If you follow me or someone in my family on facebook you have probably come to realize that March is MS Awareness month. As the days continue to come and go through March I have spent most of them asking my self one simple question. How much MS awareness should I partake in? Surprisingly this has been one of the most difficult questions for me to answer over the last, nearly year since I have been diagnosed with MS.
This has caused quite a bit of inner thought, questioning, and reasoning that I really didn't expect. I had a conversation with some co-workers a few days into March about MS and the effects it has on people. One of the co-workers mentioned that she was seeing someone post on Facebook every day a different statistic about MS. She mentioned how she thought about me every time she read those posts. I was flattered because this was an example of social media and awareness month working perfectly to help others understand our daily lives just a little bit better. But as we were talking about it I managed to make the statement, "It is my month. I never thought I would have 'My Month' but I do." After saying that I questioned, Why did I say that? What was the reasoning behind it and why haven't I posted anything on social media to help raise awareness?
As I thought about this question over the next few days I kept coming back to clips I would see on ESPN that were part of the series, "My Wish'. This was a series of short stories of young kids who were mostly terminally ill that got a wish to meet their favorite athlete granted. It is truly a remarkable series that is on every summer. I recommend you check them out if you haven't. I remember watching those and would see kids that were just putting their head down and grinding every single day. It was truly remarkable and was inspiring to me. I always come out of those films saying that if I had cancer or some type of illness I wanted to be just like how they are. People who just put their head down and grind. They don't make excuses, they don't complain, they simply play the hand that was dealt to them the best they know how.
That is where my internal struggle begins. I am an open book, but for the most part, only if people ask. If someone asks about my story or symptoms of MS I am more than happy to answer those questions and start a conversation. I am not usually someone to start the conversation. I am someone who wants to go to work, to the gym, or to the grocery store, and have no one have a clue I have MS. I want people to see just a normal guy doing every day things just like every one else. I don't want people to see my as someone trying to live life with MS because I don't want the pity. I don't attention on me because of MS. I don't want to be treated any different than anyone else. I won't beat around the bush anymore.
I want to be normal.
This exact thing actually come up a few days ago when I had MRIs for my 1 year follow up. I went a took the MRIs and forgot to tell Lauren when I was about to start them. I called her after the fact and she asked me a couple questions about what MRIs I got and when my appointment to go over the MRIs was. I didn't have an answer for her and we both got a little annoyed with each other. I then opened up to her after she poked and prodded a bit. I told her:
Today was really hard for me. I didn't ask questions about when other appointments are or what parts of my brain and spine they took images of because I don't want to talk about it. I live every single day believing I am like everyone else. I go workout consistently for two reasons. One reason is because of physical health. The other reason is because it makes me feel like everyone else. I go to work the day of and the day after my treatments because I want to feel like everyone else. For the most part, I can live life feeling like everyone else. But every time I step in the doctors office, or chiropractors office, or treatment wing at the hospital I am reminded that I am not like everyone else. I have an incurable autoimmune disease. My way of coping with it is to block it out as much as possible. So should I have asked more questions to the doctor about the MRI and the follow up appointment? Yes I should have. But I didn't want the conversation about how I am not like everyone else to continue any longer than it had to.

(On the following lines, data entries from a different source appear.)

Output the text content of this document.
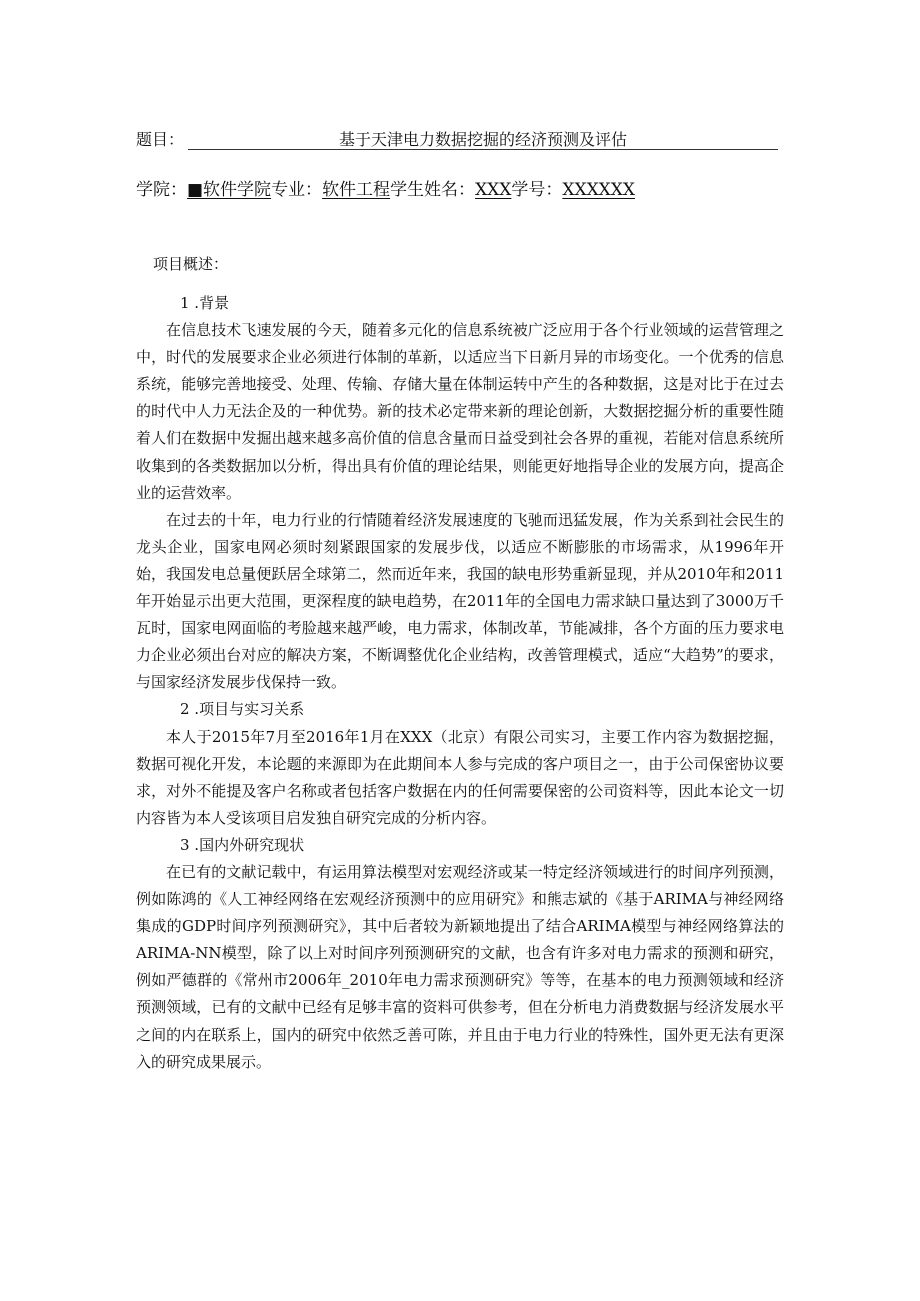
题目：	基于天津电力数据挖掘的经济预测及评估
学院：■软件学院专业：软件工程学生姓名：XXX学号：XXXXXX
项目概述：

1 .背景

在信息技术飞速发展的今天，随着多元化的信息系统被广泛应用于各个行业领域的运营管理之中，时代的发展要求企业必须进行体制的革新，以适应当下日新月异的市场变化。一个优秀的信息系统，能够完善地接受、处理、传输、存储大量在体制运转中产生的各种数据，这是对比于在过去的时代中人力无法企及的一种优势。新的技术必定带来新的理论创新，大数据挖掘分析的重要性随着人们在数据中发掘出越来越多高价值的信息含量而日益受到社会各界的重视，若能对信息系统所收集到的各类数据加以分析，得出具有价值的理论结果，则能更好地指导企业的发展方向，提高企业的运营效率。

在过去的十年，电力行业的行情随着经济发展速度的飞驰而迅猛发展，作为关系到社会民生的龙头企业，国家电网必须时刻紧跟国家的发展步伐，以适应不断膨胀的市场需求，从1996年开始，我国发电总量便跃居全球第二，然而近年来，我国的缺电形势重新显现，并从2010年和2011年开始显示出更大范围，更深程度的缺电趋势，在2011年的全国电力需求缺口量达到了3000万千瓦时，国家电网面临的考脸越来越严峻，电力需求，体制改革，节能减排，各个方面的压力要求电力企业必须出台对应的解决方案，不断调整优化企业结构，改善管理模式，适应“大趋势”的要求，与国家经济发展步伐保持一致。

2 .项目与实习关系

本人于2015年7月至2016年1月在XXX（北京）有限公司实习，主要工作内容为数据挖掘，数据可视化开发，本论题的来源即为在此期间本人参与完成的客户项目之一，由于公司保密协议要求，对外不能提及客户名称或者包括客户数据在内的任何需要保密的公司资料等，因此本论文一切内容皆为本人受该项目启发独自研究完成的分析内容。

3 .国内外研究现状

在已有的文献记载中，有运用算法模型对宏观经济或某一特定经济领域进行的时间序列预测，例如陈鸿的《人工神经网络在宏观经济预测中的应用研究》和熊志斌的《基于ARIMA与神经网络集成的GDP时间序列预测研究》，其中后者较为新颖地提出了结合ARIMA模型与神经网络算法的ARIMA-NN模型，除了以上对时间序列预测研究的文献，也含有许多对电力需求的预测和研究，例如严德群的《常州市2006年_2010年电力需求预测研究》等等，在基本的电力预测领域和经济预测领域，已有的文献中已经有足够丰富的资料可供参考，但在分析电力消费数据与经济发展水平之间的内在联系上，国内的研究中依然乏善可陈，并且由于电力行业的特殊性，国外更无法有更深入的研究成果展示。
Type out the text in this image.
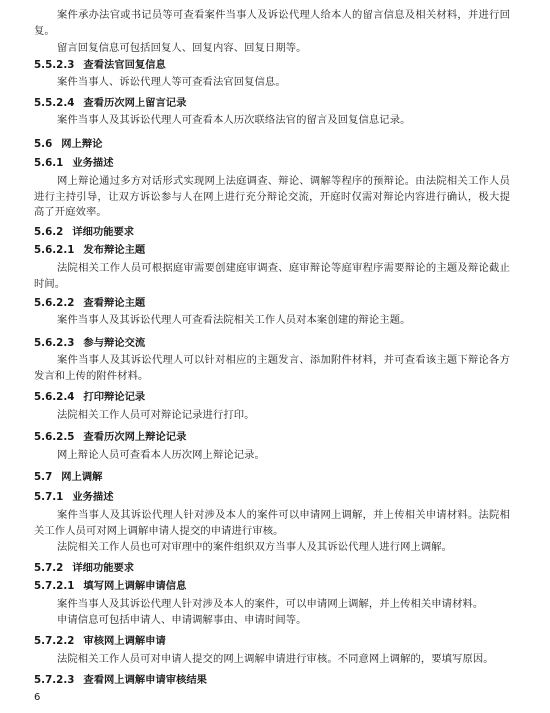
案件承办法官或书记员等可查看案件当事人及诉讼代理人给本人的留言信息及相关材料，并进行回复。
留言回复信息可包括回复人、回复内容、回复日期等。
5.5.2.3 查看法官回复信息
案件当事人、诉讼代理人等可查看法官回复信息。
5.5.2.4 查看历次网上留言记录
案件当事人及其诉讼代理人可查看本人历次联络法官的留言及回复信息记录。
5.6 网上辩论
5.6.1 业务描述
网上辩论通过多方对话形式实现网上法庭调查、辩论、调解等程序的预辩论。由法院相关工作人员进行主持引导，让双方诉讼参与人在网上进行充分辩论交流，开庭时仅需对辩论内容进行确认，极大提高了开庭效率。
5.6.2 详细功能要求
5.6.2.1 发布辩论主题
法院相关工作人员可根据庭审需要创建庭审调查、庭审辩论等庭审程序需要辩论的主题及辩论截止时间。
5.6.2.2 查看辩论主题
案件当事人及其诉讼代理人可查看法院相关工作人员对本案创建的辩论主题。
5.6.2.3 参与辩论交流
案件当事人及其诉讼代理人可以针对相应的主题发言、添加附件材料，并可查看该主题下辩论各方发言和上传的附件材料。
5.6.2.4 打印辩论记录
法院相关工作人员可对辩论记录进行打印。
5.6.2.5 查看历次网上辩论记录
网上辩论人员可查看本人历次网上辩论记录。
5.7 网上调解
5.7.1 业务描述
案件当事人及其诉讼代理人针对涉及本人的案件可以申请网上调解，并上传相关申请材料。法院相关工作人员可对网上调解申请人提交的申请进行审核。
法院相关工作人员也可对审理中的案件组织双方当事人及其诉讼代理人进行网上调解。
5.7.2 详细功能要求
5.7.2.1 填写网上调解申请信息
案件当事人及其诉讼代理人针对涉及本人的案件，可以申请网上调解，并上传相关申请材料。
申请信息可包括申请人、申请调解事由、申请时间等。
5.7.2.2 审核网上调解申请
法院相关工作人员可对申请人提交的网上调解申请进行审核。不同意网上调解的，要填写原因。
5.7.2.3 查看网上调解申请审核结果
6
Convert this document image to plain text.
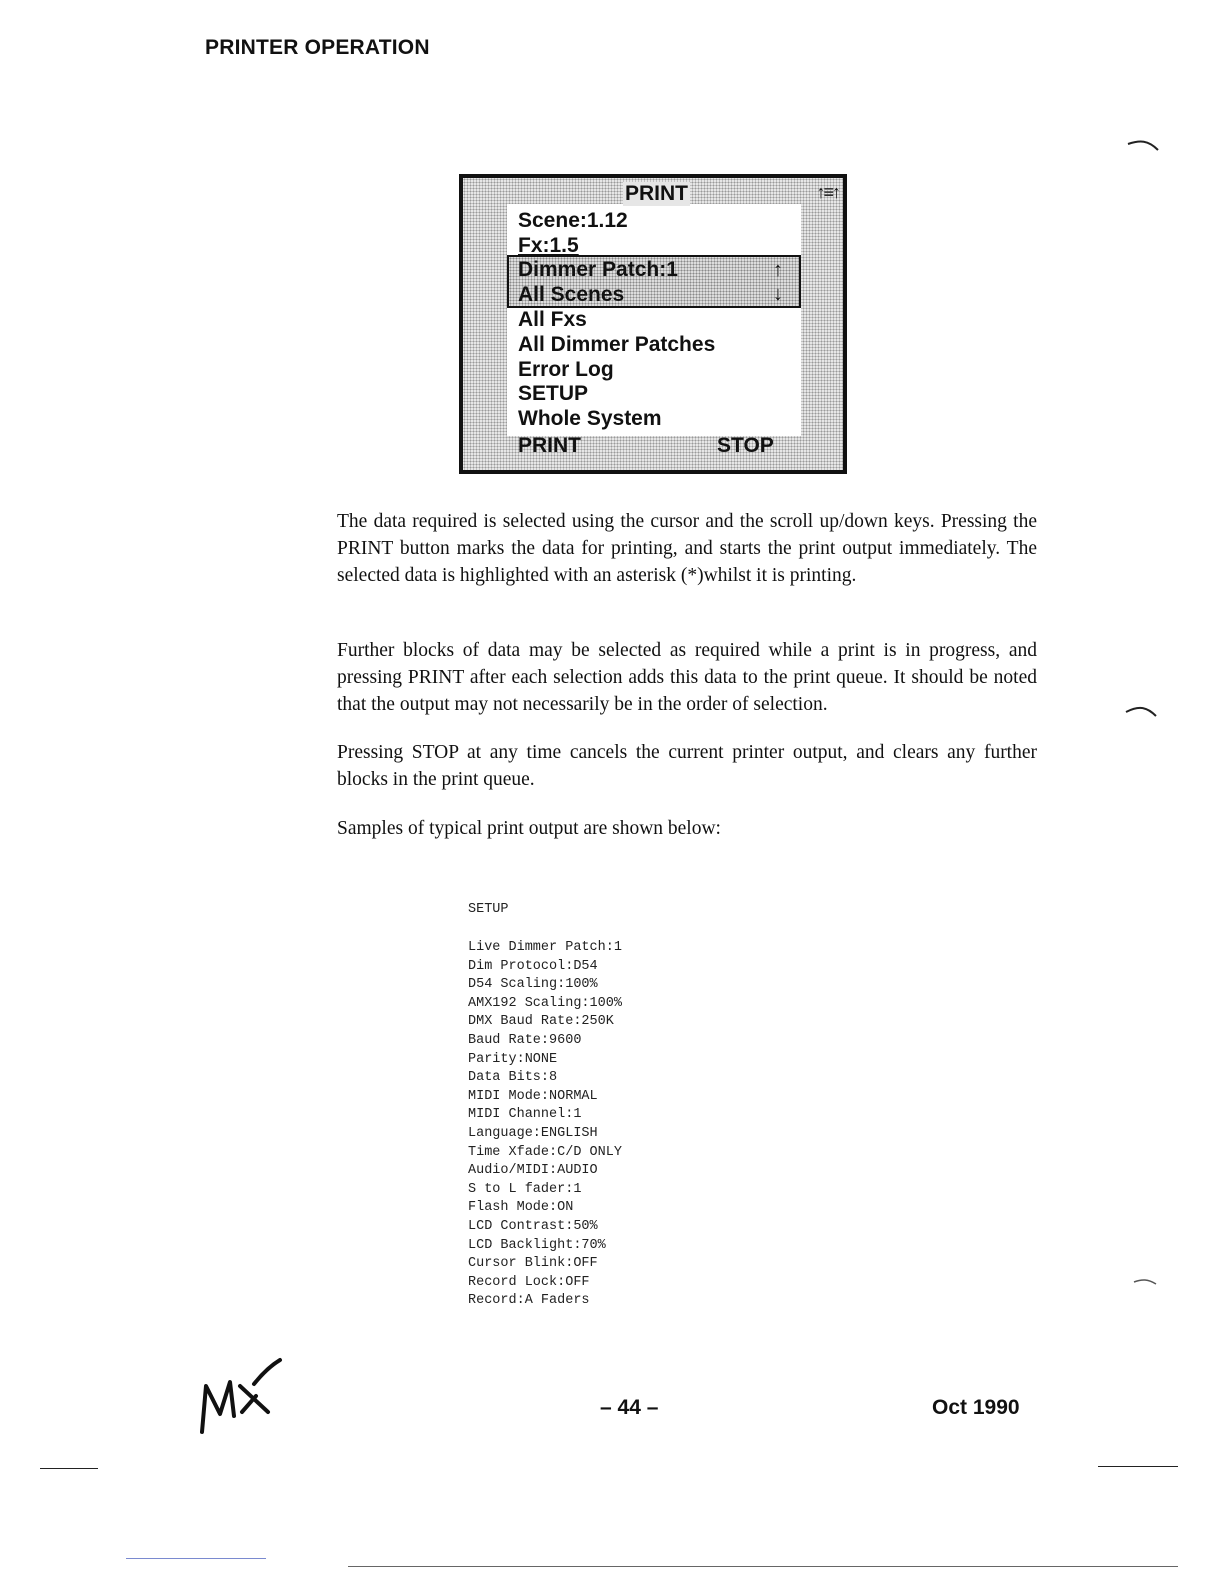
PRINTER OPERATION
PRINT	↑≡↑
↑
↓
Scene:1.12
Fx:1.5
Dimmer Patch:1
All Scenes
All Fxs
All Dimmer Patches
Error Log
SETUP
Whole System
PRINT	STOP

The data required is selected using the cursor and the scroll up/down keys. Pressing the PRINT button marks the data for printing, and starts the print output immediately. The selected data is highlighted with an asterisk (*)whilst it is printing.

Further blocks of data may be selected as required while a print is in progress, and pressing PRINT after each selection adds this data to the print queue. It should be noted that the output may not necessarily be in the order of selection.

Pressing STOP at any time cancels the current printer output, and clears any further blocks in the print queue.

Samples of typical print output are shown below:

SETUP
Live Dimmer Patch:1
Dim Protocol:D54
D54 Scaling:100%
AMX192 Scaling:100%
DMX Baud Rate:250K
Baud Rate:9600
Parity:NONE
Data Bits:8
MIDI Mode:NORMAL
MIDI Channel:1
Language:ENGLISH
Time Xfade:C/D ONLY
Audio/MIDI:AUDIO
S to L fader:1
Flash Mode:ON
LCD Contrast:50%
LCD Backlight:70%
Cursor Blink:OFF
Record Lock:OFF
Record:A Faders
– 44 –	Oct 1990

Needless to say, this month is hard for me. It has opened my eyes to how I am coping with this and wondering if I am doing it correctly. Am I truly accepting of my diagnosis or am I running from it? This has been my internal struggle between sharing facts about MS and just going on throughout the month like any other month.
Despite the difficulties this month has brought mentally, it has also once again shown me the amazing people I have in my corner fighting for and with me. It reminds me of the speech Stuart Scott gave at the ESPYs in 2014. Click here to watch. In the speech he says, "Fight, Fight like hell. And when you get tired, lie down, rest, and let someone else fight for you." So as I mentally rest in this incredibly important month for MS awareness I am lucky enough to have others who are fighting for me. People updating their profile pictures, people texting me and encouraging me, loving on me, wanting to do MS fundraising events with me, and donating money to MS research. Throughout this month I have been reminded of how truly blessed and lucky I am. I don't know what I would do with out all of you out there praying for me and supporting me in the many different ways you can support me. Thinking about that gives me the strength to physically keep on fighting every single day. But it also gives me the strength mentally to embrace being different and to not be afraid to discuss that and share about that.
I have been reminded that different can be life changing if you allow it to be.
Take Heart; John 16 : 33
I hate to tell you this Matt, but you have never been “normal “. But that’s one of the things we love about you!